Domenica a Roccalbegna prima assemblea organizzata dal comitato del no. Che attacca il sindaco

ROCCALBEGNA. A dieci giorni dalla sua costituzione, il comitato locale di tutela del territorio di Roccalbegna, contrario alle centrali, ha ospitato domenica, in piazzale Albegna, la sua prima pubblica assemblea sul tema della geotermia. Sono stati invitati a parlare due storici relatori in materia, Andrea Borgia e Pino Merisio che da anni portano avanti una lotta a oltranza contro lo sfruttamento geotermico, ritenendolo dannoso in tutti gli ambiti.

Ad ascoltarli, un folto pubblico di circa 200 persone che hanno ascoltato Borgia e Merisio relazionare su emissioni inquinanti nell’aria e nelle falde acquifere con relativi danni alla riserva idrica e alla salute, sulle diverse tecnologie, utilizzate dalle compagnie energetiche per l’estrazione dei fluidi geotermici e sulla bassa efficienza di questi processi.

Il comitato lamenta, però, l’assenza del sindaco Massimo Galli, così come fa anche Riccardo Nardi, un tempo “guardiano” dei Rocconi e oggi convinto antigeotermico.

«Peccato – dice quest’ultimo – anche perché di Roccalbegna spesso e inconsciamente viene data un’immagine da paese del Far West assediato da lupi sanguinari e cinghiali inferociti. Invece no».

Per Nardi, e per il comitato, l’assemblea pubblica di domenica ha dimostrato come in paese ci sia una comunità attenta e «preoccupata per il proprio futuro e unita nel bisogno», fatta «di rocchigiani e stranieri rifugiatisi qui... la vera Roccalbegna medievale e accogliente».

La lettura di Nardi dell’incontro («esposizione serena dei dati e suggerimenti e spunti riflessione») e la maniera in cui il comitato ha organizzato l’evento non trovano però d’accordo il sindaco Massimo Galli, chiamato in causa per non essere stato presente all’assemblea.
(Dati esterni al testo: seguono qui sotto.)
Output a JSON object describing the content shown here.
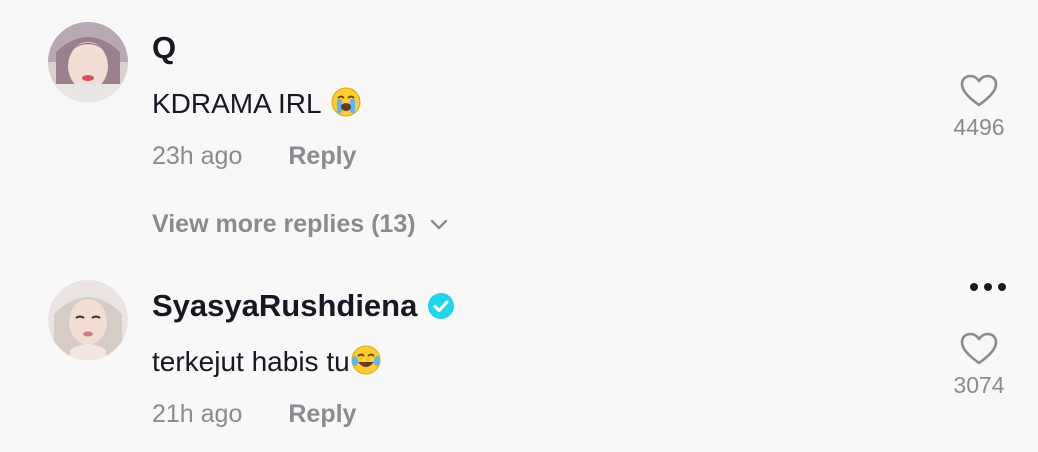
{
  "comments": [
    {
      "username": "Q",
      "text": "KDRAMA IRL",
      "emoji": "loudly-crying-face-emoji",
      "time": "23h ago",
      "reply_label": "Reply",
      "likes": "4496",
      "verified": false
    },
    {
      "username": "SyasyaRushdiena",
      "text": "terkejut habis tu",
      "emoji": "tears-of-joy-emoji",
      "time": "21h ago",
      "reply_label": "Reply",
      "likes": "3074",
      "verified": true
    }
  ],
  "view_more": "View more replies (13)",
  "colors": {
    "background": "#f8f8f8",
    "primary_text": "#161823",
    "secondary_text": "#8a8b91",
    "verified": "#20d5ec"
  }
}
«Intanto – dice – per l’amministrazione comunale c’era in rappresentanza Laura Zamperini. Io non c’ero, è vero, ma non c’ero perché l’incontro era a senso unico. Ho avuto occasione più volte di sentire il professor Andrea Borgia e tutti sappiamo cosa pensa, perché l’ha ripetuto in molte circostanze in Amiata. E così Pino Merisio. Quando Pier Paolo Simonelli del comitato di tutela, a cui peraltro appartengo, venne a chiedermi l’occupazione del suolo pubblico per il 28 agosto, feci presente che non avrei avuto tempo per invitare un professore universitario super partes in modo che vi fosse un contraddittorio e non la solita elencazione di sciagure dovute alla geotermia. Ma invece la data, a ridosso, era già fissata e i relatori sono rimasti solo due. Il pubblico, a quel che so, era composto in gran parte da stranieri, gli stessi che avevano alzato gli scudi contro l’eolico quando fu installato a Murci. Poi vi erano i comitati di Scansano, Monticello, Murci».

Galli si dice «interessato sostanzialmente dal progetto Murci di Enel Green Power –. Non che io volessi avere un relatore Enel, ma per lo meno una voce diversa, sì».

Il sindaco avvisa anche che a breve il Comune organizzerà un altro incontro e un’assemblea pubblica. «Lo faremo – dice il sindaco – dopo che saranno stati resi noti, i primi di settembre, i dati Ars sulla mortalità in Amiata, in modo di andare davanti alla nostra gente coi numeri in mano e facendo loro sentire tutte le voci a favore, contro e neutrali. L’informazione deve essere ampia, non di parte, altrimenti si continua a fare il gioco del battibecco e nessuno ci capisce un’acca». (f.b.)